The CEO of a private hospital in Dublin has apologized after it administered 20 leftover AstraZeneca vaccines to teachers at a private school in Co Wicklow.
The Beacon Hospital in South Dublin confirmed that it gave 20 leftover AstraZeneca vaccines to several teachers at St. Gerard's School in Bray, Co Wicklow as the vaccines needed to be used within "a very short period of time".
The story emerged today from Craig Hughes, a political correspondent with the Irish Daily Mail.
🚨🚨 The Beacon Hospital vaccinated 20 teachers at a private school... where the CEO's children attend.March 25, 2021
The hospital has since acknowledged that the decision was not in line with the HSE's sequencing guidelines as teachers are currently listed in Cohort 11 of Ireland's vaccine roll-out program.
The HSE is currently administering vaccines to people in Cohort 4 of the program, but the Beacon Hospital said in a statement that there were "over 200 HSE no shows" to vaccination appointments at the hospital after people were double-booked for vaccinations at the Aviva Stadium.
"Beacon Hospital immediately liaised with the HSE, and the majority of these excess vaccines were subsequently used for HSE staff who were redirected to Beacon Hospital throughout the afternoon," the hospital said in a statement.
The hospital said that there "limitations" as to who could receive the 20 leftover vaccines given that they were AstraZeneca vaccines.
A spokesperson for the Beacon said that the hospital decided to administer the leftover vaccines to teachers who could make it to the hospital within "the exceptionally short timeframe required".
Beacon Hospital Chief Executive Michael Cullen acknowledged that the decision was not made in line with the HSE's sequencing guidelines and apologized for the incident.
"I sincerely apologize for the upset that this decision has caused and we are updating our approach to our backup list to ensure that this situation does not arise again," Cullen said in a statement.
St.
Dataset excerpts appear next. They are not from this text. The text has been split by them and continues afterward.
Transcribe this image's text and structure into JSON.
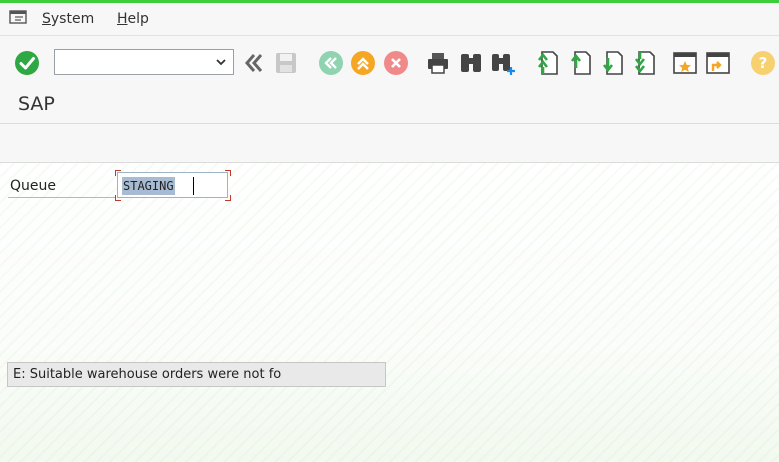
{
  "menubar": {
    "items": [
      {
        "label": "System",
        "key": "S",
        "rest": "ystem"
      },
      {
        "label": "Help",
        "key": "H",
        "rest": "elp"
      }
    ]
  },
  "toolbar": {
    "command_field_value": "",
    "icons": [
      "enter-icon",
      "back-icon",
      "save-icon",
      "first-page-icon",
      "exit-icon",
      "cancel-icon",
      "print-icon",
      "find-icon",
      "find-next-icon",
      "first-page-nav-icon",
      "previous-page-icon",
      "next-page-icon",
      "last-page-icon",
      "create-session-icon",
      "shortcut-icon",
      "help-icon"
    ]
  },
  "title": "SAP",
  "form": {
    "queue_label": "Queue",
    "queue_value": "STAGING"
  },
  "status_bar": {
    "message": "E: Suitable warehouse orders were not fo"
  },
  "colors": {
    "accent_green": "#3ccd3c",
    "enter_green": "#2ea843",
    "nav_orange": "#f5a623",
    "cancel_red": "#e34040",
    "selection": "#a7bcd3"
  }
}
Gerard's School said that it will not be making any comment on the incident.
The Beacon Hospital came under fire on social media for the decision, with many people pointing to the 13km distance between the hospital and St. Gerard's School.
There are several public and private schools within 13km of the hospital and Sinn Féin TD John Brady said that the incident "smacked of the well-heeled looking after the well-heeled".
"Public confidence in the rollout is fast-eroding. If there is a risk of vaccination waste, it is frontline workers and at-risk groups who must be fast-tracked," he said.
HSE CEO Paul Reid that the incident was "extremely annoying and frustrating" for the public and the HSE, while Ireland's Minister for Health Stephen Donnelly said that "no private school should have received vaccines from a private hospital."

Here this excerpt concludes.